Reuters
By Anton Zverev and Darya Korsunskaya, Andrew Osborn
Summary
Pre-election crackdown crushed Kremlin foes
Kremlin says hardline stance is here to stay
Lawmaker seeks to ban over 20 NGOs
Russia faces presidential election in 2024
MOSCOW, Sept 22 (Reuters) – The Kremlin and its loyalists have said they will maintain and in some cases intensify their tough approach to internal and external critics and organisations that they view as a threat to Russia’s stability.
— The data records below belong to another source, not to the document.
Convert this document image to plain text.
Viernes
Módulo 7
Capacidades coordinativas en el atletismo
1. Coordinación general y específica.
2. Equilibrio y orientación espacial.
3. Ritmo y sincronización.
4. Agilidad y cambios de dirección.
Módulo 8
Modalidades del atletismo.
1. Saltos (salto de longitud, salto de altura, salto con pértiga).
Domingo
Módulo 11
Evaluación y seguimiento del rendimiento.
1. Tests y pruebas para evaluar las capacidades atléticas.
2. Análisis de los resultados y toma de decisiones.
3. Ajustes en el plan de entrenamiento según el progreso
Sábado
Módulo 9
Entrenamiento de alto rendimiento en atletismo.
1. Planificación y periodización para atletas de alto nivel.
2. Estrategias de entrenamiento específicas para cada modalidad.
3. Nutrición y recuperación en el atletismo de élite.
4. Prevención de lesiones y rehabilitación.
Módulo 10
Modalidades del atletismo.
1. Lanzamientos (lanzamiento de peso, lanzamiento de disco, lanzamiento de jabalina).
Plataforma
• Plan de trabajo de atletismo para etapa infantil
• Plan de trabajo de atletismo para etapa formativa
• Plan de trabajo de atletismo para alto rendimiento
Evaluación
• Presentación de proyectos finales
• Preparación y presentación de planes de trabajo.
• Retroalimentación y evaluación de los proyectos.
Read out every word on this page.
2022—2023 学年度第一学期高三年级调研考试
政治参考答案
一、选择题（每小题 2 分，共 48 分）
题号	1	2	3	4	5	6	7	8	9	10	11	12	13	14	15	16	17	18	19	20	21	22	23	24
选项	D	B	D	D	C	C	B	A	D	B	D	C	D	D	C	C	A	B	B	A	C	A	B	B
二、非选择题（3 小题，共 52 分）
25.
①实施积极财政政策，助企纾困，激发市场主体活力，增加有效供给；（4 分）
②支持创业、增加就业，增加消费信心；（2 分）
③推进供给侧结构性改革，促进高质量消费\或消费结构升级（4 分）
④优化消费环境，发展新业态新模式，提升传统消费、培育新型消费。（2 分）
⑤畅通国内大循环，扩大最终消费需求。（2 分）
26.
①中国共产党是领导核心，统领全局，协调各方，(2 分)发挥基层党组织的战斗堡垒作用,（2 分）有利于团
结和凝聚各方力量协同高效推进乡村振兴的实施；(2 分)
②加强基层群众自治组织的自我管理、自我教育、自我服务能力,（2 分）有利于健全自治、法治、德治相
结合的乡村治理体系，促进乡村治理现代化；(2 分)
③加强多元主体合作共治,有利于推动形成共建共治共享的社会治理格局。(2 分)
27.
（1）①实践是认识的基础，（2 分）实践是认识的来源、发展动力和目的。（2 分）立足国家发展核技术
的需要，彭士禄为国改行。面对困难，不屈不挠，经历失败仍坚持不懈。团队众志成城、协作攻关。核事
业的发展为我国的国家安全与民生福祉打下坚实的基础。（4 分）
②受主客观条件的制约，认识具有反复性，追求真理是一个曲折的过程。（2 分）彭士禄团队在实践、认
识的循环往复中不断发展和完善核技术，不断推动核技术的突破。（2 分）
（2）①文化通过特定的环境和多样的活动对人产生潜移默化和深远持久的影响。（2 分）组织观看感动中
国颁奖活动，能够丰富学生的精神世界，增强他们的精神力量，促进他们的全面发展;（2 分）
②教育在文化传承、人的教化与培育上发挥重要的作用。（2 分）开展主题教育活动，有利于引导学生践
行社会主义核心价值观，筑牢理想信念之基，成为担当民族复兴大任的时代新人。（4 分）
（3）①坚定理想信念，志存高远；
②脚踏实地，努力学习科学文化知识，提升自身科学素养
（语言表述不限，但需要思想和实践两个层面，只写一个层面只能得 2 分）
In the run-up to a parliamentary election won by a large margin by the ruling United Russia against a backdrop of fraud allegations, the authorities neutralised the party’s critics outside parliament, using legal mechanisms to stop them from taking part in the ballot and targeting what they saw as hostile media and non-governmental organisations.
Allies of jailed Kremlin critic Alexei Navalny, who is serving two-and-a-half years in prison for parole violations he says are trumped up, had their homes raided, their freedom of movement restricted, or fled abroad after a court ruled their activities to be extremist in June.
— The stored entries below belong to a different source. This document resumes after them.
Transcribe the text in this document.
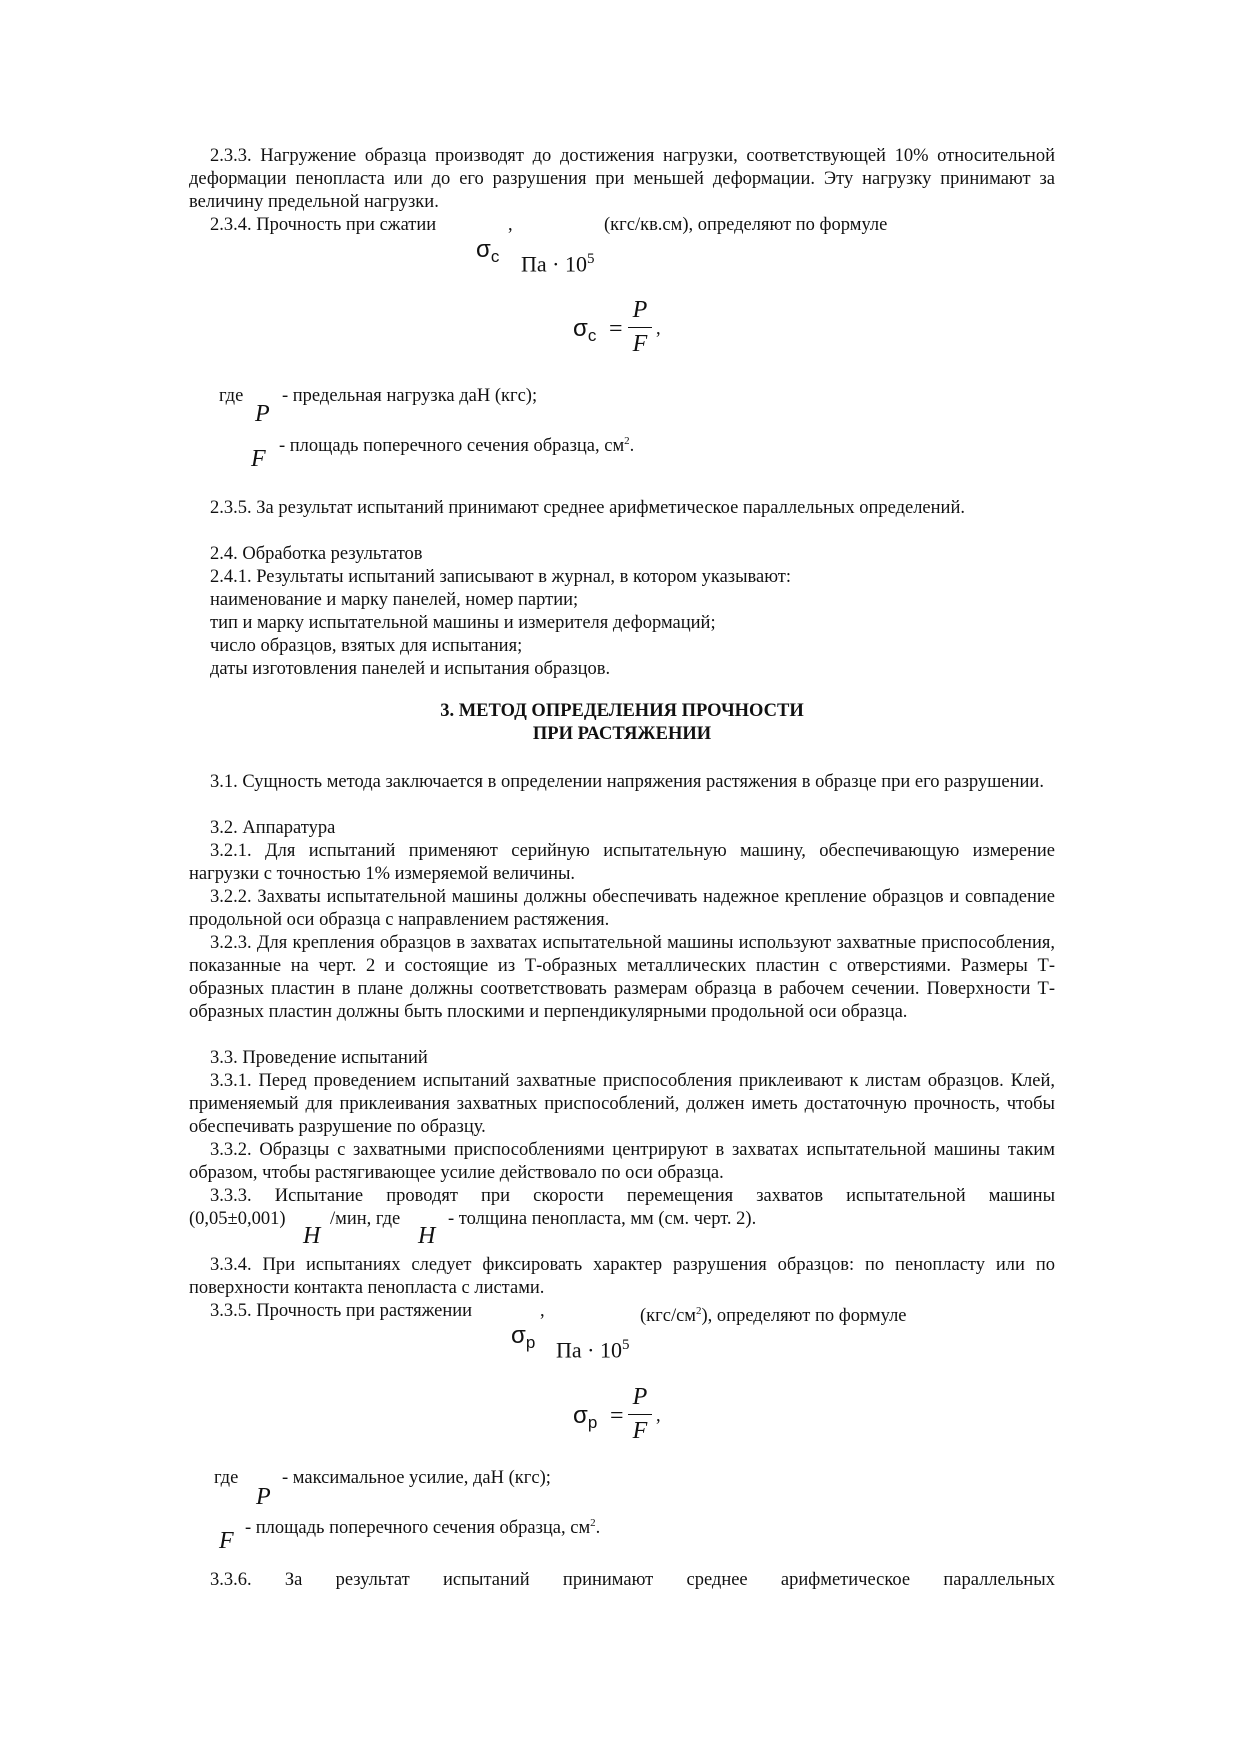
2.3.3. Нагружение образца производят до достижения нагрузки, соответствующей 10% относительной деформации пенопласта или до его разрушения при меньшей деформации. Эту нагрузку принимают за величину предельной нагрузки.

2.3.4. Прочность при сжатии	,	(кгс/кв.см), определяют по формуле
$\sigma_с$ Па · $10^5$
$\sigma_с$ =
P
F
,
где - предельная нагрузка даН (кгс);
P
- площадь поперечного сечения образца, $см^2$.
F

2.3.5. За результат испытаний принимают среднее арифметическое параллельных определений.

2.4. Обработка результатов
2.4.1. Результаты испытаний записывают в журнал, в котором указывают:
наименование и марку панелей, номер партии;
тип и марку испытательной машины и измерителя деформаций;
число образцов, взятых для испытания;
даты изготовления панелей и испытания образцов.
3. МЕТОД ОПРЕДЕЛЕНИЯ ПРОЧНОСТИ
ПРИ РАСТЯЖЕНИИ

3.1. Сущность метода заключается в определении напряжения растяжения в образце при его разрушении.

3.2. Аппаратура

3.2.1. Для испытаний применяют серийную испытательную машину, обеспечивающую измерение нагрузки с точностью 1% измеряемой величины.

3.2.2. Захваты испытательной машины должны обеспечивать надежное крепление образцов и совпадение продольной оси образца с направлением растяжения.

3.2.3. Для крепления образцов в захватах испытательной машины используют захватные приспособления, показанные на черт. 2 и состоящие из Т-образных металлических пластин с отверстиями. Размеры Т-образных пластин в плане должны соответствовать размерам образца в рабочем сечении. Поверхности Т-образных пластин должны быть плоскими и перпендикулярными продольной оси образца.

3.3. Проведение испытаний

3.3.1. Перед проведением испытаний захватные приспособления приклеивают к листам образцов. Клей, применяемый для приклеивания захватных приспособлений, должен иметь достаточную прочность, чтобы обеспечивать разрушение по образцу.

3.3.2. Образцы с захватными приспособлениями центрируют в захватах испытательной машины таким образом, чтобы растягивающее усилие действовало по оси образца.

3.3.3. Испытание проводят при скорости перемещения захватов испытательной машины

(0,05±0,001) /мин, где	- толщина пенопласта, мм (см. черт. 2).
H	H

3.3.4. При испытаниях следует фиксировать характер разрушения образцов: по пенопласту или по поверхности контакта пенопласта с листами.

3.3.5. Прочность при растяжении	,	$(кгс/см^2)$, определяют по формуле
$\sigma_р$ Па · $10^5$
$\sigma_р$ =
P
F
,
где - максимальное усилие, даН (кгс);
P
- площадь поперечного сечения образца, $см^2$.
F

3.3.6. За результат испытаний принимают среднее арифметическое параллельных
In comments to Reuters, the Kremlin said the authorities would continue to take a tough line against Navalny’s allies despite the election being over. A senior lawmaker suggested a clamp-down on foreign non-governmental organisations would ramp up.
“The non-systemic opposition (Navalny’s allies) crossed a red line a while ago. What they were doing was using provocations and all methods to try to stir up social unrest,” Kremlin spokesman Dmitry Peskov said.
“Naturally, any authorities would adopt as tough a position as possible to that. The aim is to maintain stability in society. There is no place for lawlessness and we are ready to force people to obey the law. This is not connected to the Duma (parliament) elections. This is our line and it will continue to be our line,” he said.
Separately, Vasily Piskarev, head of a parliamentary committee which investigates foreign interference, is asking the Prosecutor General to ban the activities of more than 20 unnamed foreign non-government organisations.
He accuses them of unlawfully urging Facebook, Twitter and Google to ignore demands from the authorities to delete illegal content, a demand that Google and Apple complied with.
Analysts in Russia believe the idea is to ensure maximum stability in the run-up to the next presidential election in 2024, when Vladimir Putin may step down as president and suggest a hand-picked successor.
“This is the new normal. They’re not purging everyone before the elections only to then relent, no,” said one source close to the Kremlin who spoke of “new rules of the game”.
“All activity outside the system is now essentially extremism and we’re going to combat it. It’s like in China, but we have our own path,” said the source.
“They’ll wipe out everyone (politically), get used to it,” said another source in a state corporation familiar with the Kremlin’s thinking.
Ivan Zhdanov, a Navalny ally who operates outside Russia, said the authorities had long resorted to using illegal methods against opponents, including the attempted murder by poisoning of Navalny in 2020.
The Kremlin denies any role in Navalny’s health problems and says the poisoning was part of a Western-backed plot to try to discredit it.
Putin, who has been in power as president or prime minister since 1999, has not said whether he will run again in 2024, but has made clear he wants any power transition to be smooth when the time comes and untroubled by people he regards as Western-backed plotters.
“If the current level of repression is being driven by one specific factor, it’s probably the presidential election,” the Liberal Mission Foundation, a group of liberal-minded political analysts, said in a report.
“It (the repression) is forever until it ends,” the foundation said.
Pavel Grudinin, a Communist strawberry tycoon who came second to Putin in the last presidential election and whose attempt to run in the parliamentary vote was rejected by the electoral commission on what he says were politically-motivated grounds, said the political situation was grim.
“I think there’s a prevailing view among those who take decisions that the main thing is to create the image of an enemy, be it inside or outside the country, and then, on that basis, destroy any stirrings of activity,” Grudinin told Reuters.